FWIW: You don't have to follow any of the Relay spec to use Relay. Though you'll lose many of the benefits if you don't at least use globally unique 'id' fields on each major type. Connections are optional, the node interface is optional.
Back in the Relay Classic days, the Apollo client library was a lot easier to use and a lot less heavyweight than Relay. My team ripped out Relay and replaced it with Apollo early in development because we felt Relay was too confusing. Relay Modern may be better; I haven't used it.

They're also intending to make most of their money by promoting GraphQL as a tool, so low rates of adoption are an existential risk for their company, while Facebook only needs GraphQL as a PR and recruitment tool.

Ironically Relay Classic only needed a babel plugin, whilst Modern has a separate compiler you need to use. That said, the main issue with Relay is that it still has poor documentation, so it can't really compete with Apollo in that regard.

But I'm not going back to a world without data-masking at the component level, so Relay is the only choice for me right now (though I wish it wasn't).

Thanks for telling it's everywhere. I immediately closed the tab when spotted the first "Apollo". Actually when I saw the title "Principled", I almost not-clicking it. Also these frontend stuff REALLY like "modern" word so much.
I'm trying to think back here, but I've been using GraphQL in production (at two different employers) for over 3 years, and I don't think there's any Apollo code in any of those systems.

Apollo Server is an improvement over baseline graphql-express, but for the most part it's nothing you can't easily add yourself. Having compatibility with Apollo Engine is useful if you end up wanting to use their monitoring tools.
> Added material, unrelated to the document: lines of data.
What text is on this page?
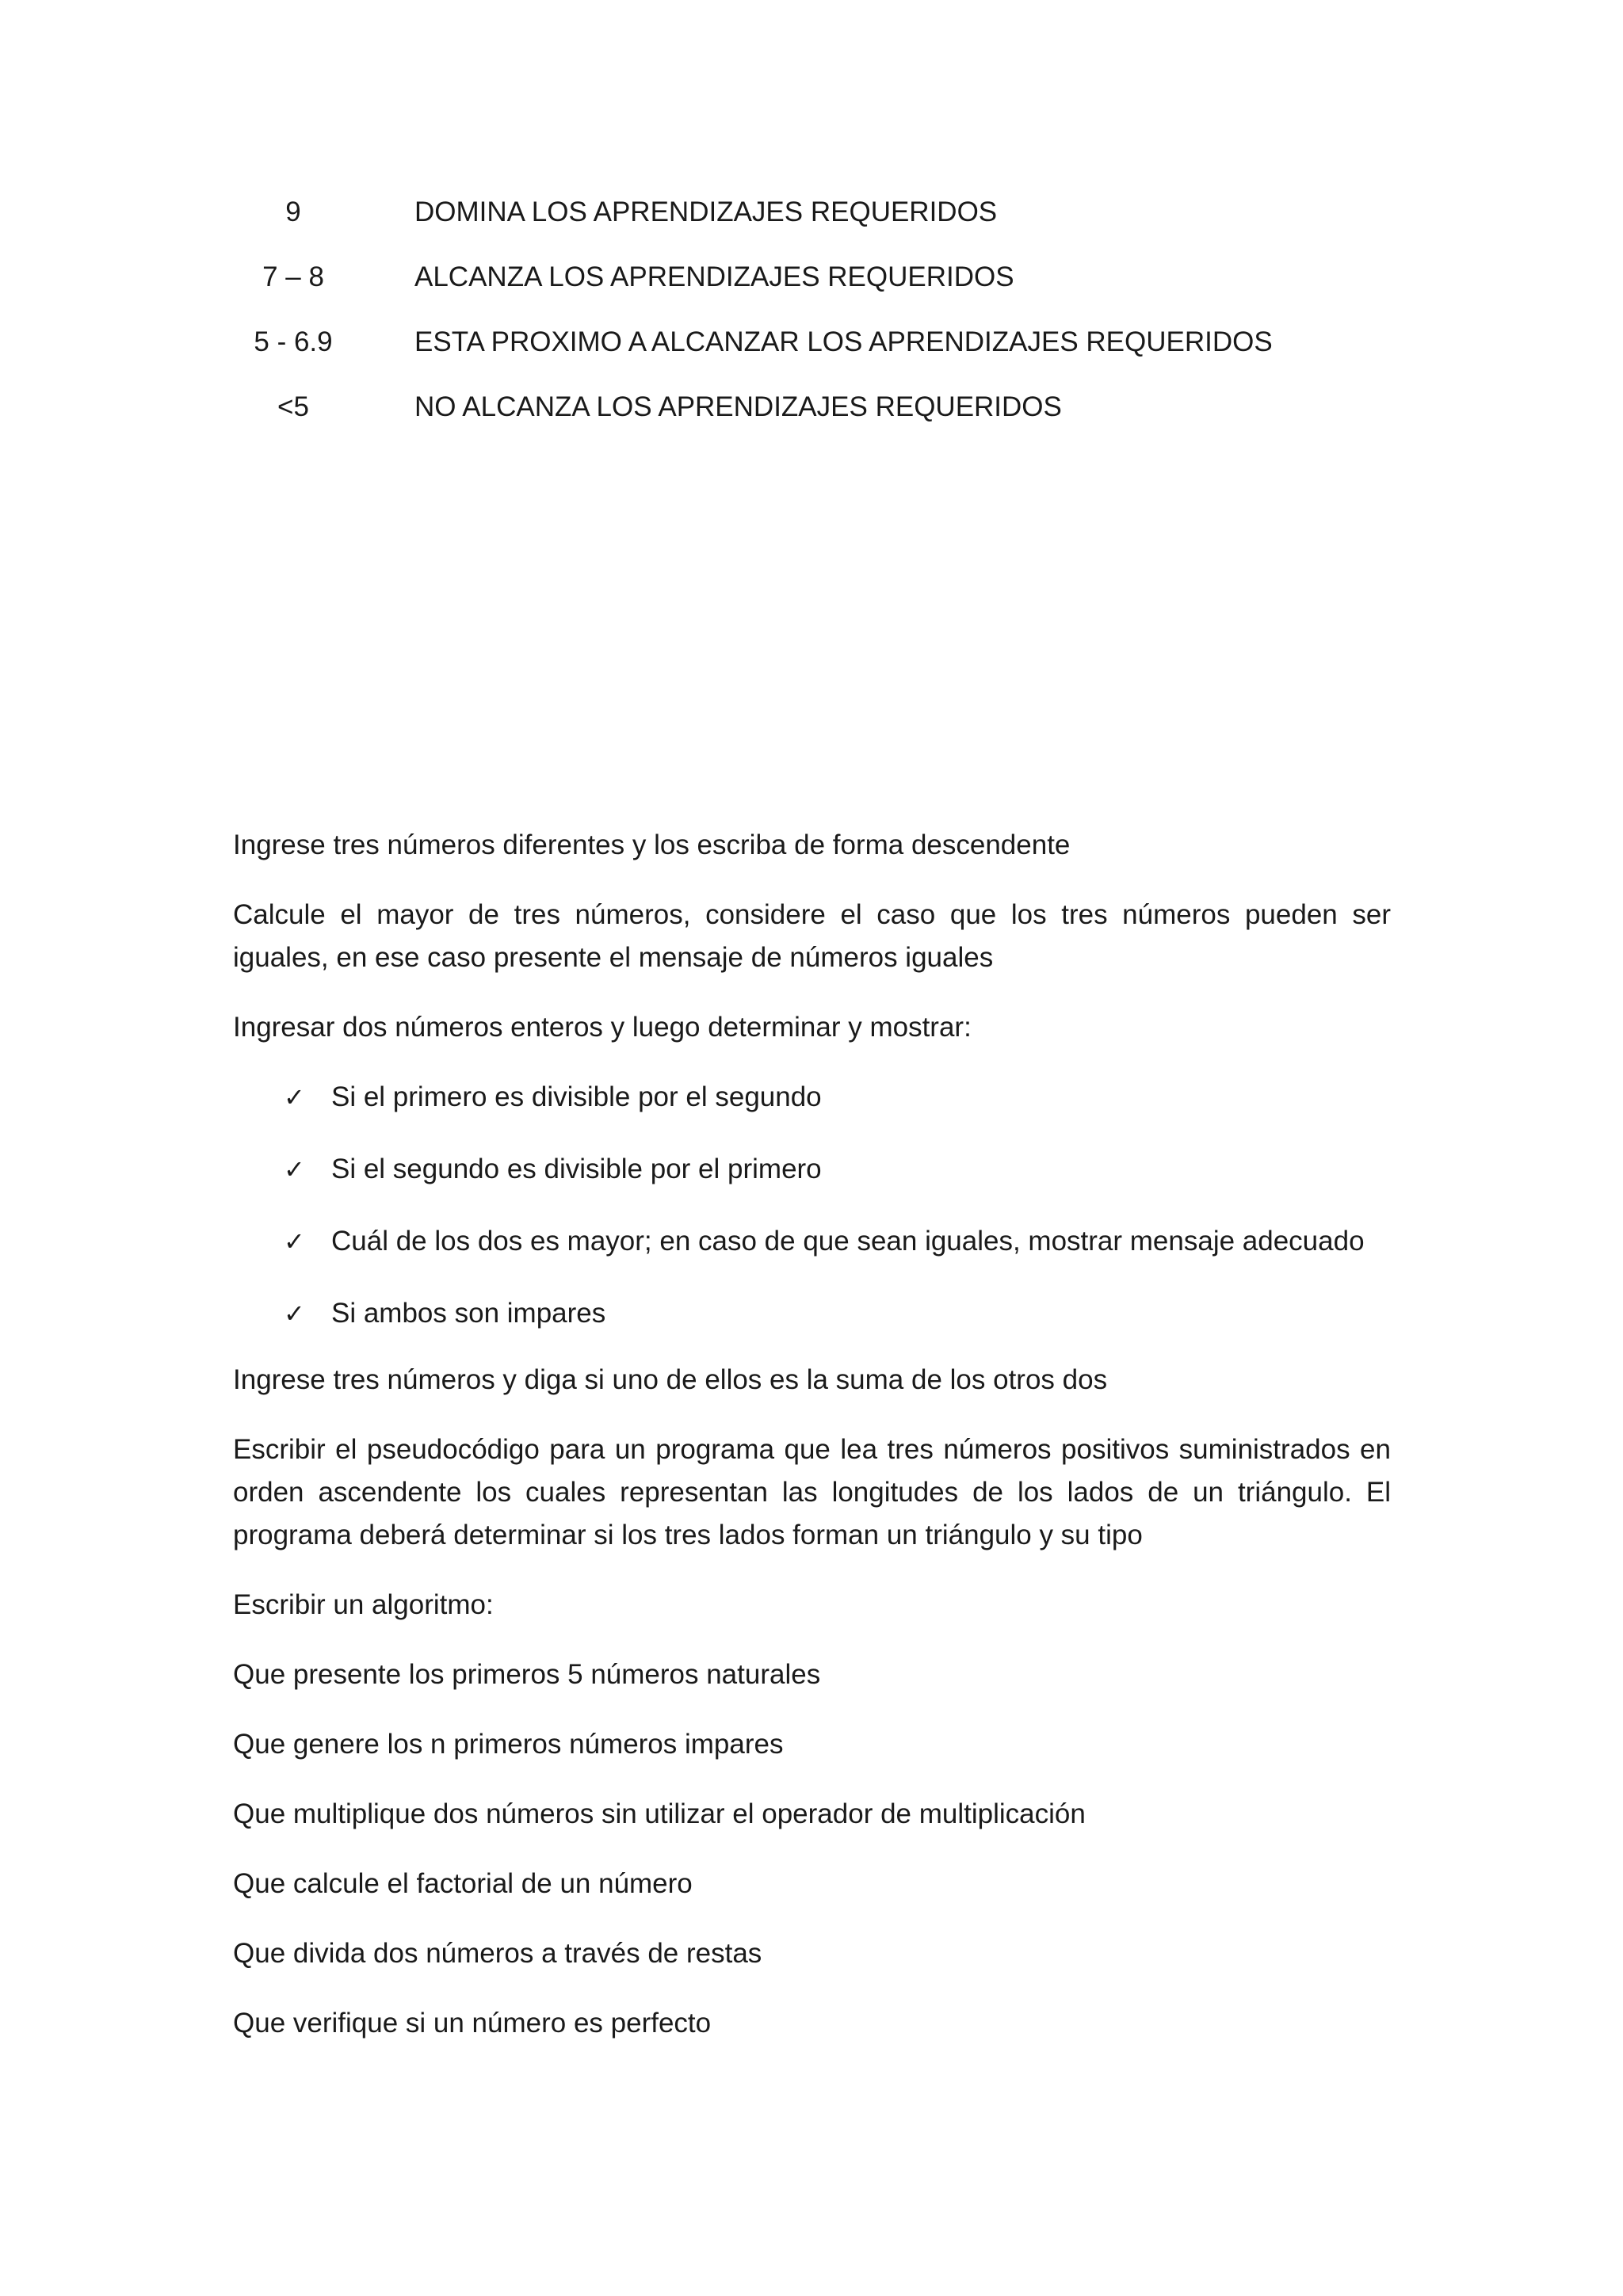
9	DOMINA LOS APRENDIZAJES REQUERIDOS
7 – 8	ALCANZA LOS APRENDIZAJES REQUERIDOS
5 - 6.9	ESTA PROXIMO A ALCANZAR LOS APRENDIZAJES REQUERIDOS
<5	NO ALCANZA LOS APRENDIZAJES REQUERIDOS

Ingrese tres números diferentes y los escriba de forma descendente

Calcule el mayor de tres números, considere el caso que los tres números pueden ser iguales, en ese caso presente el mensaje de números iguales

Ingresar dos números enteros y luego determinar y mostrar:

✓ Si el primero es divisible por el segundo
✓ Si el segundo es divisible por el primero
✓ Cuál de los dos es mayor; en caso de que sean iguales, mostrar mensaje adecuado
✓ Si ambos son impares

Ingrese tres números y diga si uno de ellos es la suma de los otros dos

Escribir el pseudocódigo para un programa que lea tres números positivos suministrados en orden ascendente los cuales representan las longitudes de los lados de un triángulo. El programa deberá determinar si los tres lados forman un triángulo y su tipo

Escribir un algoritmo:

Que presente los primeros 5 números naturales

Que genere los n primeros números impares

Que multiplique dos números sin utilizar el operador de multiplicación

Que calcule el factorial de un número

Que divida dos números a través de restas

Que verifique si un número es perfecto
Pretty much everything else is just down to how much you want to buy into their ecosystem.

It depends on your needs, on the server side you are probably not missing much. Apollo tracing might be nice if you want some statistics on how your graph is consumed.

The client side depends on the client, we have a Angular SPA that extensively uses Apollo Client together with some code generation tools. The benefits we see from this are:

* The whole schema is automatically defined in frontend, so it is easy to keep types in sync between frontend and backend. * .gql files are scanned, so services that consumes the queries/mutations are automatically generated with correct typing. * The Apollo Client cache makes it easier keep the data updated across different components.

This greatly reduces the boilerplate code our developers have to create, and it makes it much easier to share type definitions from backend to frontend without having to worry about them getting out of sync. We are still exploring different tools, to see what we might benefit from.

1. It's marketing, as someone mentioned. If the first thing that comes up when you search for GraphQL is Apollo, it's good for business.

2. Marketing aside, they are one of the very few (if any) solutions that provide tools that fill the glaring gaps in GraphQL and make it easy(-ish): caching, auth etc.